Re: dismax parser, parens, what do they do exactly

2011-03-24 Thread Jonathan Rochkind
Thanks Hoss, this is very helpful, okay, dismax is not intended to do 
anything with parens for semantics, they're just like any other char, 
handled by analyzers.


I think you're right I cut and paste the wrong query before. Just for 
the record, on 1.4.1:


qf=text
pf=
q=book (dog +(cat -frog))

str name=parsedquery
+((DisjunctionMaxQuery((text:book)~0.01) 
DisjunctionMaxQuery((text:dog)~0.01) 
DisjunctionMaxQuery((text:cat)~0.01) 
-DisjunctionMaxQuery((text:frog)~0.01))~3) ()

/str

str name=parsedquery_toString
+(((text:book)~0.01 (text:dog)~0.01 (text:cat)~0.01 -(text:frog)~0.01)~3) ()
/str




Re: dismax parser, parens, what do they do exactly

2011-03-23 Thread Chris Hostetter

: It looks like Dismax query parser can somehow handle parens, used for
: applying, for instance, + or - to a group, distributing it.

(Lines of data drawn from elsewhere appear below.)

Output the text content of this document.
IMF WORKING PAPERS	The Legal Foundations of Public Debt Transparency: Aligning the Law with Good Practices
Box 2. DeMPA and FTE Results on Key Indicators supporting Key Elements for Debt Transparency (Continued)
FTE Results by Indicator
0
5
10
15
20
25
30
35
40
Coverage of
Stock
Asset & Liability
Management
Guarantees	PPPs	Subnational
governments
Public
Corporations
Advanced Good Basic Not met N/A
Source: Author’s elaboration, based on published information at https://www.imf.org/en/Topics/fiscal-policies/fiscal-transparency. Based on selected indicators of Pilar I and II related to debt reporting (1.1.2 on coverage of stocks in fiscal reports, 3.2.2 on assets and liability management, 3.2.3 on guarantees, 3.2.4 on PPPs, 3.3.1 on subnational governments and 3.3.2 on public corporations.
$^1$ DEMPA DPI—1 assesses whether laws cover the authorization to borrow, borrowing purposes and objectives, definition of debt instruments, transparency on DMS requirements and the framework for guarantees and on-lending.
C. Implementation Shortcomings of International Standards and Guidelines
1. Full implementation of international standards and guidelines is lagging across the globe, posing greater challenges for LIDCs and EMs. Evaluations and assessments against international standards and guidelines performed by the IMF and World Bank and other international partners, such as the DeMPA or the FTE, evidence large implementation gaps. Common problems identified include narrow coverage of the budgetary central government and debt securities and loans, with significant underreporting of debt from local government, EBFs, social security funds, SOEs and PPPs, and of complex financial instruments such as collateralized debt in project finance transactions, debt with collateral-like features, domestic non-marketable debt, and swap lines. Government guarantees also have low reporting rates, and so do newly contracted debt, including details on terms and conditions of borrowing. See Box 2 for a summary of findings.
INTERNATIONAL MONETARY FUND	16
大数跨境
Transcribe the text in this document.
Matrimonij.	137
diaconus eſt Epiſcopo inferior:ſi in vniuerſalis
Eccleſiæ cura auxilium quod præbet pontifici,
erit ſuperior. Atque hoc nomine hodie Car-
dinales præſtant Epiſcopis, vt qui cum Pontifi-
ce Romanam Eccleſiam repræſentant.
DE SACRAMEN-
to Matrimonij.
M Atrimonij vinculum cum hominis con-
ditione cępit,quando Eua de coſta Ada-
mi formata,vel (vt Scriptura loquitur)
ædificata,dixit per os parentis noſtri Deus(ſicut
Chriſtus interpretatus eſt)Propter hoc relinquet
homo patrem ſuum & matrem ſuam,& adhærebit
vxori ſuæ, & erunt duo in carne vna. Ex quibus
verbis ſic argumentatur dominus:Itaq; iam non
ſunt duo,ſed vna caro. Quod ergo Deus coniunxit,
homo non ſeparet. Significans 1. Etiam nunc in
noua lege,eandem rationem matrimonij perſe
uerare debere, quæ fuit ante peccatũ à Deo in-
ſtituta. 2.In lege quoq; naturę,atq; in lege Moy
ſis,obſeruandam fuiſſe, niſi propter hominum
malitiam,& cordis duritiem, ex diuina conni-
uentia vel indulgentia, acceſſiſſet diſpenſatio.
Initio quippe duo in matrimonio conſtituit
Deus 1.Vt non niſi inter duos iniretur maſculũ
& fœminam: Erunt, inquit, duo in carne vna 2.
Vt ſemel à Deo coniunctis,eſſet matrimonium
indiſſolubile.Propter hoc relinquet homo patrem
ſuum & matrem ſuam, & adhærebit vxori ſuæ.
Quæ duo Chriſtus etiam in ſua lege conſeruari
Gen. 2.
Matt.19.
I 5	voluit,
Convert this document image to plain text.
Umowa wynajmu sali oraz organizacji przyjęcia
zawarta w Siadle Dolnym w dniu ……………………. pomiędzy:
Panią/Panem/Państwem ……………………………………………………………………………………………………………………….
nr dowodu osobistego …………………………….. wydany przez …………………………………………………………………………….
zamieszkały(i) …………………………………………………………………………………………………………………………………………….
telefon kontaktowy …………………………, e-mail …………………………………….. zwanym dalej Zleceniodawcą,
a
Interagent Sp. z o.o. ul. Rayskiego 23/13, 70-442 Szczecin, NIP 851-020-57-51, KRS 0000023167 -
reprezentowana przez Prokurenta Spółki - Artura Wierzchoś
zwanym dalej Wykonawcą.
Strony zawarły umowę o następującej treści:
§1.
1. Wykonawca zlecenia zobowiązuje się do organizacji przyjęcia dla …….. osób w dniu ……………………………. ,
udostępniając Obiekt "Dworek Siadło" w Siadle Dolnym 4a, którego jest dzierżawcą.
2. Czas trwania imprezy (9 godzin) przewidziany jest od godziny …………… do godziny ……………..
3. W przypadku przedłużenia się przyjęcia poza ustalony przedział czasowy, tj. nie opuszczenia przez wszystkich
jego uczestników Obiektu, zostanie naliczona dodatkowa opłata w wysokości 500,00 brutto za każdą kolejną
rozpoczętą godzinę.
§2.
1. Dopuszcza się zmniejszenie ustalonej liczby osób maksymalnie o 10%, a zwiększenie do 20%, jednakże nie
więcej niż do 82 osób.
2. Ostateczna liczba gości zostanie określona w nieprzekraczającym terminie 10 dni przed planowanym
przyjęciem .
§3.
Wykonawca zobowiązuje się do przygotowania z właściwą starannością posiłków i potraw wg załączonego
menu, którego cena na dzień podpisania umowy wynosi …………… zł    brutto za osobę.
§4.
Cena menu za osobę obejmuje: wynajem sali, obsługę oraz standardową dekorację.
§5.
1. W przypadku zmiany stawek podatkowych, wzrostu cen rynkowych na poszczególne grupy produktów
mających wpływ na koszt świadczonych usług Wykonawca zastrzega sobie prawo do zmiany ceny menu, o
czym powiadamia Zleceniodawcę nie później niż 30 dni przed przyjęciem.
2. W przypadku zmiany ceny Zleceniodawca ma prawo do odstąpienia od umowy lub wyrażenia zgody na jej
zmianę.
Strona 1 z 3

But I'm not
: sure what effect they have on the overall query.

parens are treated like any regular character -- they have no semantic 
meaning.

what may be confusing you is what the *analyzer* you have configured for 
your query field then does with the paren.

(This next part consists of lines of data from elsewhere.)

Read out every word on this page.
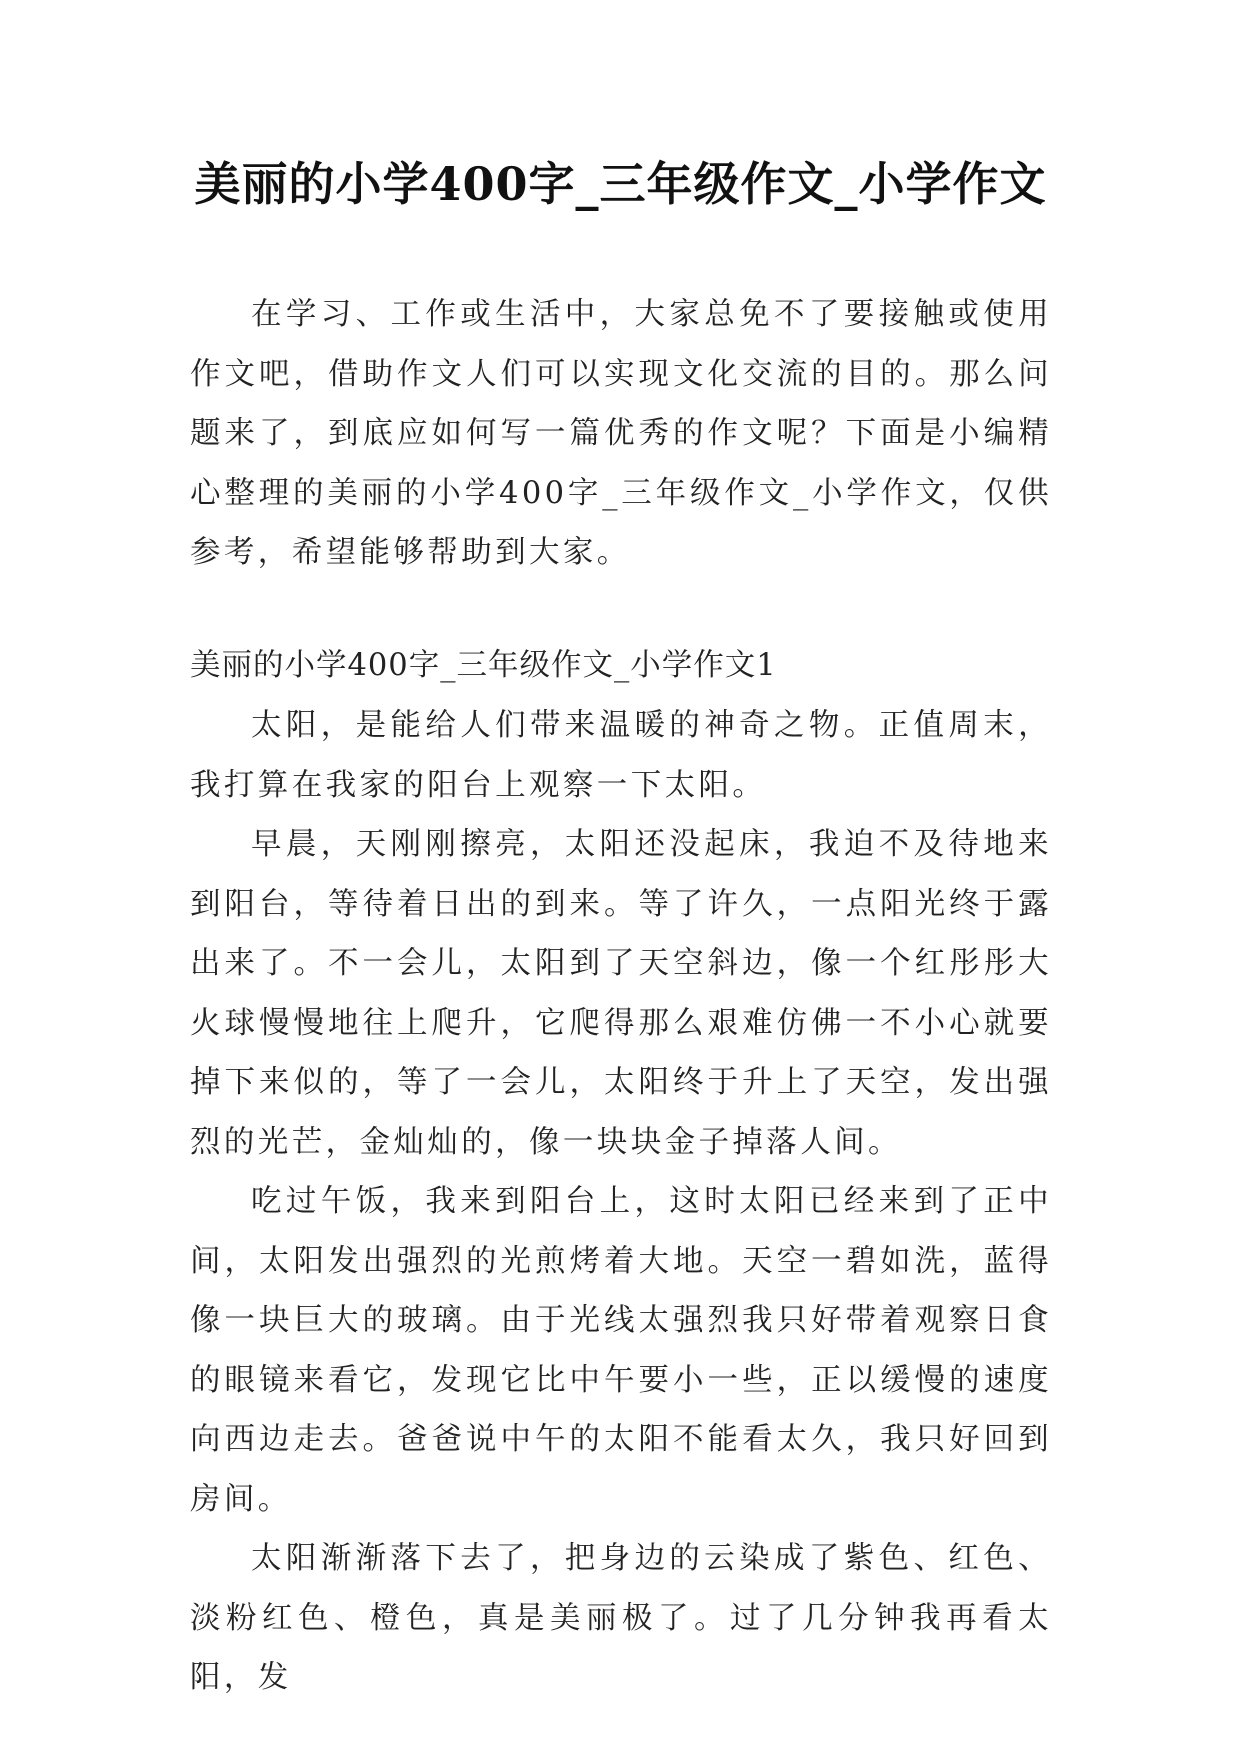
美丽的小学400字_三年级作文_小学作文

在学习、工作或生活中，大家总免不了要接触或使用作文吧，借助作文人们可以实现文化交流的目的。那么问题来了，到底应如何写一篇优秀的作文呢？下面是小编精心整理的美丽的小学400字_三年级作文_小学作文，仅供参考，希望能够帮助到大家。

美丽的小学400字_三年级作文_小学作文1

太阳，是能给人们带来温暖的神奇之物。正值周末，我打算在我家的阳台上观察一下太阳。

早晨，天刚刚擦亮，太阳还没起床，我迫不及待地来到阳台，等待着日出的到来。等了许久，一点阳光终于露出来了。不一会儿，太阳到了天空斜边，像一个红彤彤大火球慢慢地往上爬升，它爬得那么艰难仿佛一不小心就要掉下来似的，等了一会儿，太阳终于升上了天空，发出强烈的光芒，金灿灿的，像一块块金子掉落人间。

吃过午饭，我来到阳台上，这时太阳已经来到了正中间，太阳发出强烈的光煎烤着大地。天空一碧如洗，蓝得像一块巨大的玻璃。由于光线太强烈我只好带着观察日食的眼镜来看它，发现它比中午要小一些，正以缓慢的速度向西边走去。爸爸说中午的太阳不能看太久，我只好回到房间。

太阳渐渐落下去了，把身边的云染成了紫色、红色、淡粉红色、橙色，真是美丽极了。过了几分钟我再看太阳，发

For instance, using the example schema on trunk, try the same query...

q = book (dog +(cat -frog))

..but using a qf param containing a string field (no analysis) ...

/select?defType=dismaxq=book+(dog+%2B(cat+-frog))tie=0.01qf=text_sdebugQuery=true

It produces the following output (i've added some whitespace)...

str name=parsedquery
 +(  DisjunctionMaxQuery((  text_s:book)~0.01) 
 DisjunctionMaxQuery((  text_s:(dog)~0.01) 
+DisjunctionMaxQuery((  text_s:(cat)~0.01) 
-DisjunctionMaxQuery((  text_s:frog))  )~0.01)
  ) 
  ()
/str

...the parens from your query are being treated literally as characters in 
your terms.  you just don't see them in the parsed query because it shows 
you what those terms look like after the anlsysis.

Incidently...

: debugQuery shows:
: 
: +((DisjunctionMaxQuery((text:book)~0.01)
: +DisjunctionMaxQuery((text:dog)~0.01)
: DisjunctionMaxQuery((text:cat)~0.01)
: -DisjunctionMaxQuery((text:frog)~0.01))~2) ()

...double check that, it doesn't seem to match the query string you posted 
(it shows dog being mandatory.  i'm guessing you cut/paste the wrong 
example)


-Hoss


dismax parser, parens, what do they do exactly

2011-03-16 Thread Jonathan Rochkind

It looks like Dismax query parser can somehow handle parens, used for
applying, for instance, + or - to a group, distributing it. But I'm not
sure what effect they have on the overall query.

For instance, if I give dismax this:

book (dog +( cat -frog))

debugQuery shows:

+((DisjunctionMaxQuery((text:book)~0.01)
+DisjunctionMaxQuery((text:dog)~0.01)
DisjunctionMaxQuery((text:cat)~0.01)
-DisjunctionMaxQuery((text:frog)~0.01))~2) ()


How will that be treated by mm?  Let's say I have an mm of 50%.  Does
that apply to the top-level, like either book needs to match or
+(dog +( cat -frog)) needs to match?  And for +(dog +( cat -frog))
to match, do just 50% of that subquery need to match... or is mm ignored
there?  Or something else entirely?

Can anyone clear this up?  Continuing to try experimentally to clear it up... 
it _looks_ like the mm actually applies to each _individual_ low-level query.  
So even though the semantics of:
book (dog +( cat -frog))

are respected, if mm is 50%, the nesting is irrelvant, exactly 50% of book, dog, 
+cat, and +-frog (distributing the operators through I guess?) are required. I think. I'm 
getting confused even talking about it.